Puerto Rico’s status
Thornburgh went on to say, “It is becoming more clear every day that either statehood or separate nationhood are the only viable solutions to the problem of Puerto Rico’s political status.”
Rep. George Gekas, speaking to Congress about the Mari Bras case, said, “It seems quite clear that the people of Puerto Rico want equal political standing under a form of full self-government. Who can blame people who have been within the U.S. political system for 100 years for wanting constitutionally guaranteed citizenship, with the ability to pass their nationality to the next generation without fear that it could be terminated by a future Congress? That is why they voted for leaders who told them the truth about the fact that they can not achieve that result under unincorporated territory status because the current form of political union with the United States itself is not permanent. Indeed, under the territorial clause Congress has the discretionary power to end the conferral of U.S. citizenship for persons born in Puerto Rico starting tomorrow if it so chooses.”

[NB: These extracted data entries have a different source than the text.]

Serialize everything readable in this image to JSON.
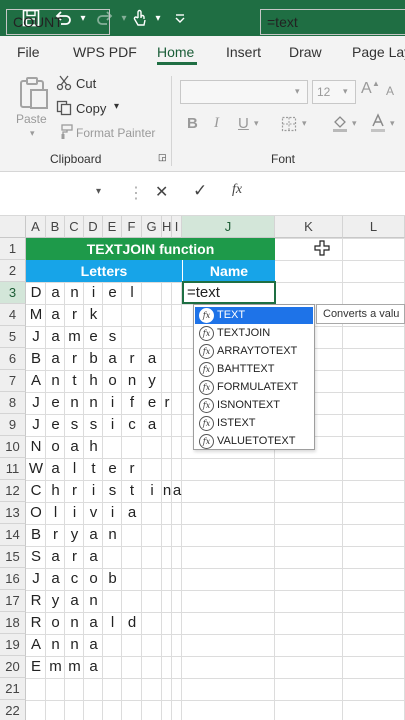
{
  "ribbon_tabs": [
    "File",
    "WPS PDF",
    "Home",
    "Insert",
    "Draw",
    "Page Lay"
  ],
  "clipboard": {
    "paste": "Paste",
    "cut": "Cut",
    "copy": "Copy",
    "format_painter": "Format Painter",
    "group_label": "Clipboard"
  },
  "font": {
    "size": "12",
    "bold": "B",
    "italic": "I",
    "underline": "U",
    "group_label": "Font",
    "grow": "A",
    "shrink": "A"
  },
  "formula_bar": {
    "name_box": "COUNT",
    "cancel": "✕",
    "enter": "✓",
    "fx": "fx",
    "formula": "=text"
  },
  "columns": [
    "A",
    "B",
    "C",
    "D",
    "E",
    "F",
    "G",
    "H",
    "I",
    "J",
    "K",
    "L"
  ],
  "rows": [
    "1",
    "2",
    "3",
    "4",
    "5",
    "6",
    "7",
    "8",
    "9",
    "10",
    "11",
    "12",
    "13",
    "14",
    "15",
    "16",
    "17",
    "18",
    "19",
    "20",
    "21",
    "22"
  ],
  "sheet": {
    "title": "TEXTJOIN function",
    "letters_header": "Letters",
    "name_header": "Name",
    "active_cell_value": "=text",
    "names": [
      [
        "D",
        "a",
        "n",
        "i",
        "e",
        "l"
      ],
      [
        "M",
        "a",
        "r",
        "k"
      ],
      [
        "J",
        "a",
        "m",
        "e",
        "s"
      ],
      [
        "B",
        "a",
        "r",
        "b",
        "a",
        "r",
        "a"
      ],
      [
        "A",
        "n",
        "t",
        "h",
        "o",
        "n",
        "y"
      ],
      [
        "J",
        "e",
        "n",
        "n",
        "i",
        "f",
        "e",
        "r"
      ],
      [
        "J",
        "e",
        "s",
        "s",
        "i",
        "c",
        "a"
      ],
      [
        "N",
        "o",
        "a",
        "h"
      ],
      [
        "W",
        "a",
        "l",
        "t",
        "e",
        "r"
      ],
      [
        "C",
        "h",
        "r",
        "i",
        "s",
        "t",
        "i",
        "n",
        "a"
      ],
      [
        "O",
        "l",
        "i",
        "v",
        "i",
        "a"
      ],
      [
        "B",
        "r",
        "y",
        "a",
        "n"
      ],
      [
        "S",
        "a",
        "r",
        "a"
      ],
      [
        "J",
        "a",
        "c",
        "o",
        "b"
      ],
      [
        "R",
        "y",
        "a",
        "n"
      ],
      [
        "R",
        "o",
        "n",
        "a",
        "l",
        "d"
      ],
      [
        "A",
        "n",
        "n",
        "a"
      ],
      [
        "E",
        "m",
        "m",
        "a"
      ]
    ]
  },
  "autocomplete": {
    "items": [
      "TEXT",
      "TEXTJOIN",
      "ARRAYTOTEXT",
      "BAHTTEXT",
      "FORMULATEXT",
      "ISNONTEXT",
      "ISTEXT",
      "VALUETOTEXT"
    ],
    "selected_index": 0,
    "tooltip": "Converts a valu"
  },
  "colors": {
    "title_green": "#1e9a4a",
    "header_blue": "#17a4e8",
    "excel_green": "#1f6e43",
    "selection_blue": "#1e73e8"
  }
}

So Puerto Rico is not really in the same position as Maine. You can’t be a citizen of Maine without also being a citizen of the United States. The same is true for Puerto Rico. But citizens of Puerto Rico don’t have permanent U.S. citizenship, as the people of Maine do. As a territory, Puerto Rico does not have the rights and powers of a state.
Puerto Rico’s current status as an unincorporated territory, and the continued stunts by those who claim against all the evidence that there is some Fantasy Island option for Puerto Rico’s future status, are obstacles to Puerto Rico’s economic recovery and development.